La Lepenisation des esprits

Par Frédéric Goldbronn, réalisateur.



Parmi les différentes manifestations de la régression du débat politique consécutive à la présence de Le Pen au second tour de l’élection présidentielle, la moins paradoxale n’est pas la tentative massive de culpabilisation des abstentionnistes et des électeurs de l’extrême gauche. Je me suis abstenu au premier tour non par indifférence mais au contraire par choix politique : je ne voulais pas voter pour la gauche de gouvernement car je pense que sa campagne sécuritaire ne pouvait que faire le jeu de la droite, tout en ne souhaitant pas opter pour une liste d’obédience léniniste, comme ont pu le faire certains de mes proches. Je suis plus généralement convaincu que les véritables changements de société ne résultent pas des urnes mais des mouvements sociaux (juin 1936, mai 68, pour n’en citer que deux).

Sachant également que l’abstention ne saurait en elle-même tenir lieu d’acte politique, je m’emploie à contribuer – très modestement – à ces mouvements, notamment en participant au « Réseau contre la fabrique de la haine » qui s’efforce justement de résister à l’idéologie sécuritaire et à la stigmatisation de la jeunesse des quartiers populaires. Durant les manifestations antifascistes qui ont suivi le premier tour, j’ai eu la peine d’y voir des jeunes porter une pancarte indiquant « abstention = collaboration ». D’autres, moins inexpérimentés, ont accusé les candidats d’extrême gauche et leurs électeurs d’être responsables de la déroute socialiste.

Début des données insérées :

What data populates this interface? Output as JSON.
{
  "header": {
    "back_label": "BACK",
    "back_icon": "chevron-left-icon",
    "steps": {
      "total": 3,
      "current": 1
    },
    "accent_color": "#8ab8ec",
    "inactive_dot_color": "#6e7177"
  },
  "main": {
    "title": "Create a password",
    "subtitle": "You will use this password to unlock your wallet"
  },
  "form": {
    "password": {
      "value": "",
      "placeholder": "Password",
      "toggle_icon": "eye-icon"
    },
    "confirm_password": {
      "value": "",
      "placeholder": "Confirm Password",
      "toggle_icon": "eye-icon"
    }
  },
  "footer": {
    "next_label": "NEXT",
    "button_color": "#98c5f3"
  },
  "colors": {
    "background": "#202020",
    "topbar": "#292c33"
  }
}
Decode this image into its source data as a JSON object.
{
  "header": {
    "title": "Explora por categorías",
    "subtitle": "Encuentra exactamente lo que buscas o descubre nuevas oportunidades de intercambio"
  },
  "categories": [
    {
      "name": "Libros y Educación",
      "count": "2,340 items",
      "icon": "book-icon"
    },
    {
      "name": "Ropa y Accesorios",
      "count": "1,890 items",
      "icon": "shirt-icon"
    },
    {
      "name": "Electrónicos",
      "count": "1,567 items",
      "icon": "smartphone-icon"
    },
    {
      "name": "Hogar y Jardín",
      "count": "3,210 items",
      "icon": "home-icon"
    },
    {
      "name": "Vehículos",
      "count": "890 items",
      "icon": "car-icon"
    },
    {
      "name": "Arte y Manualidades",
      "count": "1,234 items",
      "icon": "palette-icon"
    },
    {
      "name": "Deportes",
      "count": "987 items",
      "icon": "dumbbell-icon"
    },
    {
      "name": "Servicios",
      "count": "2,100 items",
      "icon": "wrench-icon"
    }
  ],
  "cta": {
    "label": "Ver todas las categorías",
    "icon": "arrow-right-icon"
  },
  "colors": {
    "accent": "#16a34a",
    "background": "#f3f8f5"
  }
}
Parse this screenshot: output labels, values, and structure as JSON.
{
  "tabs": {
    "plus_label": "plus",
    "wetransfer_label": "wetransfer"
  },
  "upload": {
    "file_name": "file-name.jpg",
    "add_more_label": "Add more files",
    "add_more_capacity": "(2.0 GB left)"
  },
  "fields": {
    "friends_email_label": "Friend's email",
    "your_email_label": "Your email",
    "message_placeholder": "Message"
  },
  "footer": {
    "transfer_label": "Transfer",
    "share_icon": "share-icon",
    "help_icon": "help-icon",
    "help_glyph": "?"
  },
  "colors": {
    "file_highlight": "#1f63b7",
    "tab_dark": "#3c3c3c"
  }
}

Belle conception de la démocratie que de faire d’un droit un acte obligatoire – et de mettre ainsi en cause la liberté même de ne pas l’exercer – ou de taxer d’irresponsable l’expression la plus élémentaire du pluralisme.

Les tenants consensuels de la bonne conscience feraient bien de méditer cet autre paradoxe : en nous exhortant à l’union sacrée derrière un escroc patenté, déguisé en hérault du combat moral (fusse-t-elle établie en « se bouchant le nez », sans doute à cause du « bruit et de l’odeur »), ceux-là même qui, par leurs renoncements, ont jeté les classes populaires dans les bras du fascisme, achèvent aujourd’hui de brouiller les repères politiques et de discréditer l’idée démocratique.